Le sujet de la recherche et de l’innovation est désormais bien traité dans un certain nombre d’analyses portant sur la croissance économique et la puissance des États. En ce sens, l’ouvrage de Marcel Morabito constitue une synthèse enrichissante accessible au plus grand nombre.
Professeur des universités à Sciences Po, l’auteur a également pris part à l’action institutionnelle en la matière, en tant que conseiller au directeur de la recherche technologique du Commissariat à l’énergie atomique et aux énergies alternatives (CEA). Son livre passe en revue un grand nombre de milieux d’innovation et la pluralité des cas proposés évite de sombrer dans le schématisme, tout en montrant les similitudes. Difficile équilibre qui détermine en fait la thèse de l’ouvrage : les modèles d’innovation ne sont pas reproductibles, mais la mondialisation fait converger un certain nombre de paramètres.

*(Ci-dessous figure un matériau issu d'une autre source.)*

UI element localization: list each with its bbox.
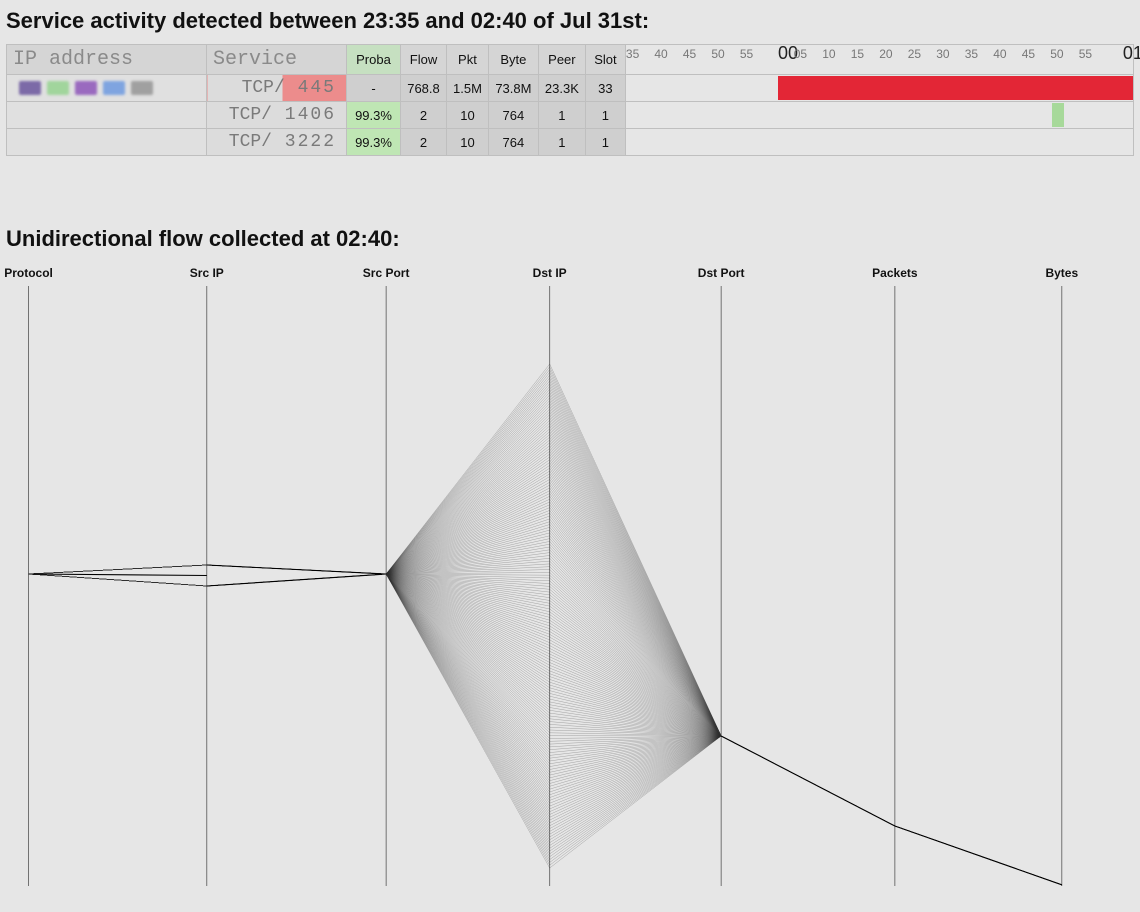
peer-cell: 1 bbox=[538, 129, 585, 156]
column-slot[interactable]: Slot bbox=[585, 45, 625, 75]
timeline-tick: 30 bbox=[936, 47, 949, 61]
flow-chart: Protocol Src IP Src Port Dst IP Dst Port Pack… bbox=[6, 266, 1134, 886]
column-service[interactable]: Service bbox=[207, 45, 347, 75]
timeline-tick: 35 bbox=[965, 47, 978, 61]
column-peer[interactable]: Peer bbox=[538, 45, 585, 75]
table-row[interactable]: TCP/ 322299.3%21076411 bbox=[7, 129, 1134, 156]
pkt-cell: 10 bbox=[447, 102, 489, 129]
page-title: Service activity detected between 23:35 … bbox=[6, 8, 1134, 34]
service-cell: TCP/ 445 bbox=[207, 75, 347, 102]
table-row[interactable]: TCP/ 445-768.81.5M73.8M23.3K33 bbox=[7, 75, 1134, 102]
byte-cell: 73.8M bbox=[488, 75, 538, 102]
timeline-cell bbox=[625, 102, 1133, 129]
axis-label: Src IP bbox=[190, 266, 224, 280]
timeline-tick: 55 bbox=[740, 47, 753, 61]
ip-cell bbox=[7, 129, 207, 156]
slot-cell: 1 bbox=[585, 129, 625, 156]
timeline-tick: 55 bbox=[1079, 47, 1092, 61]
timeline-tick: 45 bbox=[683, 47, 696, 61]
axis-label: Dst Port bbox=[698, 266, 745, 280]
peer-cell: 1 bbox=[538, 102, 585, 129]
table-row[interactable]: TCP/ 140699.3%21076411 bbox=[7, 102, 1134, 129]
timeline-bar bbox=[778, 76, 1133, 100]
timeline-tick: 15 bbox=[851, 47, 864, 61]
ip-cell bbox=[7, 102, 207, 129]
peer-cell: 23.3K bbox=[538, 75, 585, 102]
proba-cell: - bbox=[347, 75, 401, 102]
timeline-tick: 05 bbox=[794, 47, 807, 61]
timeline-tick: 45 bbox=[1022, 47, 1035, 61]
timeline-tick: 25 bbox=[908, 47, 921, 61]
timeline-cell bbox=[625, 75, 1133, 102]
column-pkt[interactable]: Pkt bbox=[447, 45, 489, 75]
timeline-cell bbox=[625, 129, 1133, 156]
flow-cell: 2 bbox=[401, 129, 447, 156]
proba-cell: 99.3% bbox=[347, 129, 401, 156]
axis-label: Src Port bbox=[363, 266, 410, 280]
axis-label: Packets bbox=[872, 266, 917, 280]
timeline-tick: 35 bbox=[626, 47, 639, 61]
timeline-tick: 10 bbox=[822, 47, 835, 61]
service-cell: TCP/ 3222 bbox=[207, 129, 347, 156]
timeline-bar bbox=[1052, 103, 1064, 127]
flow-cell: 2 bbox=[401, 102, 447, 129]
service-cell: TCP/ 1406 bbox=[207, 102, 347, 129]
pkt-cell: 1.5M bbox=[447, 75, 489, 102]
activity-table: IP address Service Proba Flow Pkt Byte P… bbox=[6, 44, 1134, 156]
flow-title: Unidirectional flow collected at 02:40: bbox=[6, 226, 1134, 252]
timeline-tick: 20 bbox=[879, 47, 892, 61]
byte-cell: 764 bbox=[488, 129, 538, 156]
flow-cell: 768.8 bbox=[401, 75, 447, 102]
timeline-tick: 01 bbox=[1123, 43, 1140, 64]
ip-cell bbox=[7, 75, 207, 102]
byte-cell: 764 bbox=[488, 102, 538, 129]
timeline-header: 354045505500051015202530354045505501 bbox=[625, 45, 1133, 75]
slot-cell: 33 bbox=[585, 75, 625, 102]
timeline-tick: 40 bbox=[993, 47, 1006, 61]
column-flow[interactable]: Flow bbox=[401, 45, 447, 75]
timeline-tick: 50 bbox=[711, 47, 724, 61]
column-byte[interactable]: Byte bbox=[488, 45, 538, 75]
proba-cell: 99.3% bbox=[347, 102, 401, 129]
column-proba[interactable]: Proba bbox=[347, 45, 401, 75]
timeline-tick: 40 bbox=[654, 47, 667, 61]
axis-label: Protocol bbox=[4, 266, 53, 280]
pkt-cell: 10 bbox=[447, 129, 489, 156]
axis-label: Bytes bbox=[1045, 266, 1078, 280]
slot-cell: 1 bbox=[585, 102, 625, 129]
timeline-tick: 50 bbox=[1050, 47, 1063, 61]
axis-label: Dst IP bbox=[533, 266, 567, 280]
column-ip[interactable]: IP address bbox=[7, 45, 207, 75]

Les modèles ne sont pas reproductibles, parce qu’ils sont déterminés par l’environnement culturel, les rapports de forces politiques et le poids de l’histoire. Pourtant, le modèle américain a fini par influencer les autres, car il synthétise les facteurs de réussite que l’on retrouve ailleurs. Tout d’abord, la qualité de l’éducation est primordiale pour la réussite de la recherche et développement d’un pays. Au-delà des capacités de base, l’épanouissement d’un écosystème de l’innovation nécessite un enseignement supérieur garantissant l’autonomie des universités et se caractérisant par l’ouverture sur les acteurs extérieurs – notamment les milieux économiques et les collectivités territoriales – et à l’international.

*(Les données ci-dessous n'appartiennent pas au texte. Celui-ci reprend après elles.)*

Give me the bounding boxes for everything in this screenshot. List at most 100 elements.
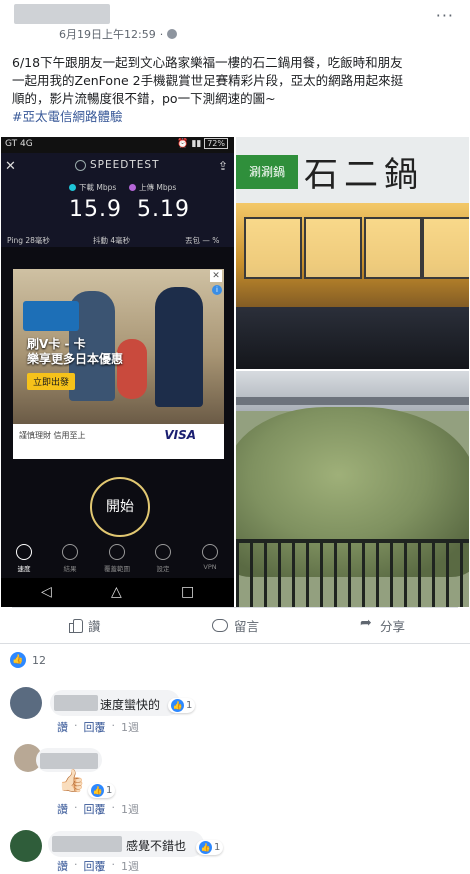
like-reaction-icon: 👍 (10, 652, 26, 668)
recents-icon: □ (181, 584, 195, 600)
shop-window (244, 217, 302, 279)
post-text: 6/18下午跟朋友一起到文心路家樂福一樓的石二鍋用餐，吃飯時和朋友 一起用我的Z… (12, 54, 460, 126)
speed-icon (16, 544, 32, 560)
globe-icon[interactable] (167, 29, 178, 39)
post-text-line: 6/18下午跟朋友一起到文心路家樂福一樓的石二鍋用餐，吃飯時和朋友 (12, 55, 403, 70)
nav-results-label: 結果 (63, 565, 77, 573)
comment-like-count: 1 (186, 700, 193, 711)
like-button[interactable]: 讚 (68, 614, 101, 636)
credit-card-image (23, 301, 79, 331)
restaurant-photo[interactable]: 涮涮鍋 石二鍋 (236, 137, 469, 369)
download-icon (69, 184, 76, 191)
speedtest-title: SPEEDTEST (75, 159, 159, 171)
sign-main-text: 石二鍋 (304, 155, 424, 195)
comment-text: 感覺不錯也 (126, 839, 187, 853)
ad-note: 謹慎理財 信用至上 (19, 431, 86, 440)
nav-coverage: 覆蓋範圍 (94, 544, 140, 573)
status-icons: ⏰ ▮▮ 72% (177, 138, 228, 149)
download-value: 15.9 (69, 197, 122, 222)
upload-label: 上傳 Mbps (129, 182, 176, 193)
iron-fence (236, 541, 469, 607)
comment-like-link[interactable]: 讚 (57, 858, 68, 874)
comment-reaction[interactable]: 👍 1 (168, 698, 196, 713)
nav-vpn-label: VPN (203, 563, 217, 571)
comment-time[interactable]: 1週 (121, 719, 139, 735)
comment-label: 留言 (234, 618, 260, 634)
comment-time[interactable]: 1週 (121, 858, 139, 874)
separator-dot: · (74, 719, 78, 732)
bridge-rail (236, 397, 469, 405)
post-text-line: 一起用我的ZenFone 2手機觀賞世足賽精彩片段，亞太的網路用起來挺 (12, 73, 404, 88)
commenter-avatar[interactable] (10, 687, 42, 719)
comment-time[interactable]: 1週 (121, 801, 139, 817)
ad-info-icon: i (212, 285, 222, 295)
loss-value: 丟包 — % (185, 236, 220, 245)
post-timestamp[interactable]: 6月19日上午12:59 (59, 26, 156, 42)
upload-label-text: 上傳 Mbps (139, 183, 177, 192)
author-name-redacted[interactable] (14, 4, 110, 24)
upload-value: 5.19 (137, 197, 190, 222)
battery-icon: 72% (204, 138, 228, 149)
share-arrow-icon (360, 615, 374, 632)
ping-value: Ping 28毫秒 (7, 236, 50, 245)
post-meta: 6月19日上午12:59 · (59, 26, 178, 42)
more-options-icon[interactable]: ··· (436, 6, 454, 25)
gear-icon (155, 544, 171, 560)
tree-photo[interactable] (236, 371, 469, 607)
separator-dot: · (111, 719, 116, 732)
download-label-text: 下載 Mbps (79, 183, 117, 192)
ad-footer: 謹慎理財 信用至上 VISA (13, 424, 224, 459)
shop-window (304, 217, 362, 279)
commenter-name-redacted[interactable] (40, 753, 98, 769)
comment-button[interactable]: 留言 (212, 614, 259, 636)
ad-cta-button: 立即出發 (27, 373, 76, 390)
ad-person (155, 287, 203, 407)
download-label: 下載 Mbps (69, 182, 116, 193)
shop-window (422, 217, 469, 279)
comment-like-link[interactable]: 讚 (57, 801, 68, 817)
comment-like-link[interactable]: 讚 (57, 719, 68, 735)
reactions-summary[interactable]: 👍 12 (10, 652, 46, 668)
speedtest-metrics: Ping 28毫秒 抖動 4毫秒 丟包 — % (1, 233, 234, 247)
visa-logo: VISA (164, 428, 196, 442)
ad-photo: 刷V卡 ‑ 卡 樂享更多日本優惠 立即出發 (13, 269, 224, 424)
comment-reaction[interactable]: 👍 1 (196, 840, 224, 855)
commenter-avatar[interactable] (10, 830, 42, 862)
vpn-icon (202, 544, 218, 560)
thumbs-up-sticker: 👍🏻 (58, 769, 86, 794)
nav-results: 結果 (47, 544, 93, 573)
visa-ad: 刷V卡 ‑ 卡 樂享更多日本優惠 立即出發 謹慎理財 信用至上 VISA ✕ i (13, 269, 224, 459)
comment-icon (212, 618, 228, 632)
comment-reaction[interactable]: 👍 1 (88, 783, 116, 798)
jitter-value: 抖動 4毫秒 (93, 236, 131, 245)
nav-speed: 速度 (1, 544, 47, 573)
ad-headline: 刷V卡 ‑ 卡 樂享更多日本優惠 (27, 337, 124, 366)
close-icon: ✕ (5, 159, 16, 174)
ad-close-icon: ✕ (210, 270, 222, 282)
like-label: 讚 (88, 618, 101, 634)
shop-window (364, 217, 422, 279)
check-icon (62, 544, 78, 560)
share-icon: ⇪ (217, 159, 228, 173)
nav-vpn: VPN (187, 544, 233, 571)
speedtest-screenshot[interactable]: GT 4G ⏰ ▮▮ 72% ✕ ⇪ SPEEDTEST 下載 Mbps 上傳 … (1, 137, 234, 607)
phone-status-bar: GT 4G ⏰ ▮▮ 72% (1, 137, 234, 153)
share-button[interactable]: 分享 (360, 614, 405, 636)
overpass-bridge (236, 371, 469, 411)
reaction-count: 12 (32, 653, 46, 667)
separator-dot: · (111, 801, 116, 814)
sign-green-panel: 涮涮鍋 (236, 155, 298, 189)
comment-reply-link[interactable]: 回覆 (84, 801, 106, 817)
commenter-name-redacted[interactable] (52, 836, 122, 852)
like-reaction-icon: 👍 (91, 784, 104, 797)
restaurant-sign: 涮涮鍋 石二鍋 (236, 137, 469, 203)
commenter-name-redacted[interactable] (54, 695, 98, 711)
divider (12, 607, 458, 608)
nav-coverage-label: 覆蓋範圍 (104, 565, 130, 573)
comment-reply-link[interactable]: 回覆 (84, 719, 106, 735)
hashtag-link[interactable]: #亞太電信網路體驗 (12, 108, 460, 126)
like-reaction-icon: 👍 (199, 841, 212, 854)
comment-reply-link[interactable]: 回覆 (84, 858, 106, 874)
separator-dot: · (111, 858, 116, 871)
speedtest-nav: 速度 結果 覆蓋範圍 設定 VPN (1, 540, 234, 578)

Ensuite, la qualité des institutions et de la prise de décision est également décisive. Dans ce domaine, le modèle n’est pas unique : la vision disciplinée, sinon autoritaire, de la Corée du Sud correspond à un système culturel qui diffère fortement, par exemple, de l’insistance mise sur le dialogue et la qualité des réseaux expliquant les performances du système finlandais. La vision à long terme, la planification peuvent expliquer les succès chez certains, mais elle n’est pas systématique : en France, l’approche stratégique est récente et encore timide. Enfin, le financement doit désormais échapper à la logique de guichet et les appels à projets sont devenus la règle.

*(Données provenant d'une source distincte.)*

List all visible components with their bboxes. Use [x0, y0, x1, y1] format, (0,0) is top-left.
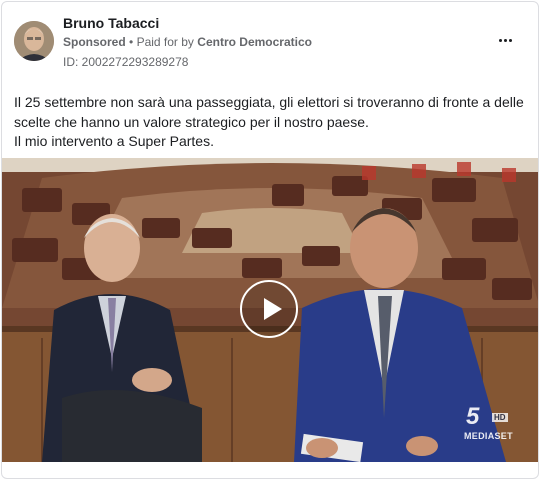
avatar[interactable]	[14, 21, 54, 61]
sponsored-label: Sponsored	[63, 35, 126, 49]
hd-badge: HD	[492, 413, 508, 422]
paid-for-by-label: Paid for by	[136, 35, 194, 49]
ad-card: Bruno Tabacci Sponsored • Paid for by Ce…	[1, 1, 539, 479]
ellipsis-icon[interactable]	[496, 33, 516, 49]
play-icon[interactable]	[240, 280, 298, 338]
post-text-line: Il 25 settembre non sarà una passeggiata…	[14, 94, 524, 130]
ad-id: ID: 2002272293289278	[63, 55, 189, 69]
payer-name[interactable]: Centro Democratico	[197, 35, 312, 49]
post-text: Il 25 settembre non sarà una passeggiata…	[14, 93, 529, 152]
post-text-line: Il mio intervento a Super Partes.	[14, 133, 214, 149]
author-name[interactable]: Bruno Tabacci	[63, 15, 159, 31]
mediaset-logo: 5 HD MEDIASET	[464, 403, 520, 443]
mediaset-logo-number: 5	[466, 403, 480, 430]
mediaset-wordmark: MEDIASET	[464, 431, 513, 441]
sponsored-line: Sponsored • Paid for by Centro Democrati…	[63, 35, 312, 49]
separator-dot: •	[129, 35, 134, 49]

Les pays les plus performants ont en général adopté une coordination, formelle ou non, entre les principaux ministères concernés : Économie, Recherche, Enseignement supérieur, etc. L’articulation avec les territoires et l’échelon local de la recherche n’en est pas moins capitale. La décentralisation de la recherche et de l’innovation est devenue la règle ; encore faut-il que les acteurs locaux soient capables de nourrir des partenariats entre le monde académique, l’éducation et l’industrie. Les collectivités territoriales misent sur ces derniers afin de soutenir un écosystème à la source de leur développement et l’auteur cite quelques politiques spectaculaires en la matière : Séoul, Californie,
Monterrey, État de Sao Paulo, etc. La relation entre science et technologie est essentielle, et les universités américaines, qui ont investi dans des « campus d’innovation » l’ont bien compris. En France, le rapport Gallois a souligné le retard pris par l’enseignement technologique et professionnel, affaiblissant l’écosystème national d’innovation. Le manque d’ouverture de nos universités aux représentants du monde économique et généralement aux non universitaires nuit au système français.
Les enseignements de ce livre peuvent guider utilement les décideurs, tout en leur rappelant qu’il n’y a pas un modèle à copier, mais surtout que cette compétition entre les pays pour attirer les talents ou pour prendre de l’avance sur la frontière technologique en cache une autre, celle de la prospérité, ou de la puissance.
Professeur des universités à Sciences Po, l’auteur a également pris part à l’action institutionnelle en la matière, en tant que conseiller au directeur de la recherche technologique du Commissariat à l’énergie atomique et aux énergies alternatives (CEA). Son livre passe en revue un grand nombre de milieux d’innovation et la pluralité des cas proposés évite de sombrer dans le schématisme, tout en montrant les similitudes. Difficile équilibre qui détermine en fait la thèse de l’ouvrage : les modèles d’innovation ne sont pas reproductibles, mais la mondialisation fait converger un certain nombre de paramètres.
Les modèles ne sont pas reproductibles, parce qu’ils sont déterminés par l’environnement culturel, les rapports de forces politiques et le poids de l’histoire. Pourtant, le modèle américain a fini par influencer les autres, car il synthétise les facteurs de réussite que l’on retrouve ailleurs. Tout d’abord, la qualité de l’éducation est primordiale pour la réussite de la recherche et développement d’un pays. Au-delà des capacités de base, l’épanouissement d’un écosystème de l’innovation nécessite un enseignement supérieur garantissant l’autonomie des universités et se caractérisant par l’ouverture sur les acteurs extérieurs – notamment les milieux économiques et les collectivités territoriales – et à l’international.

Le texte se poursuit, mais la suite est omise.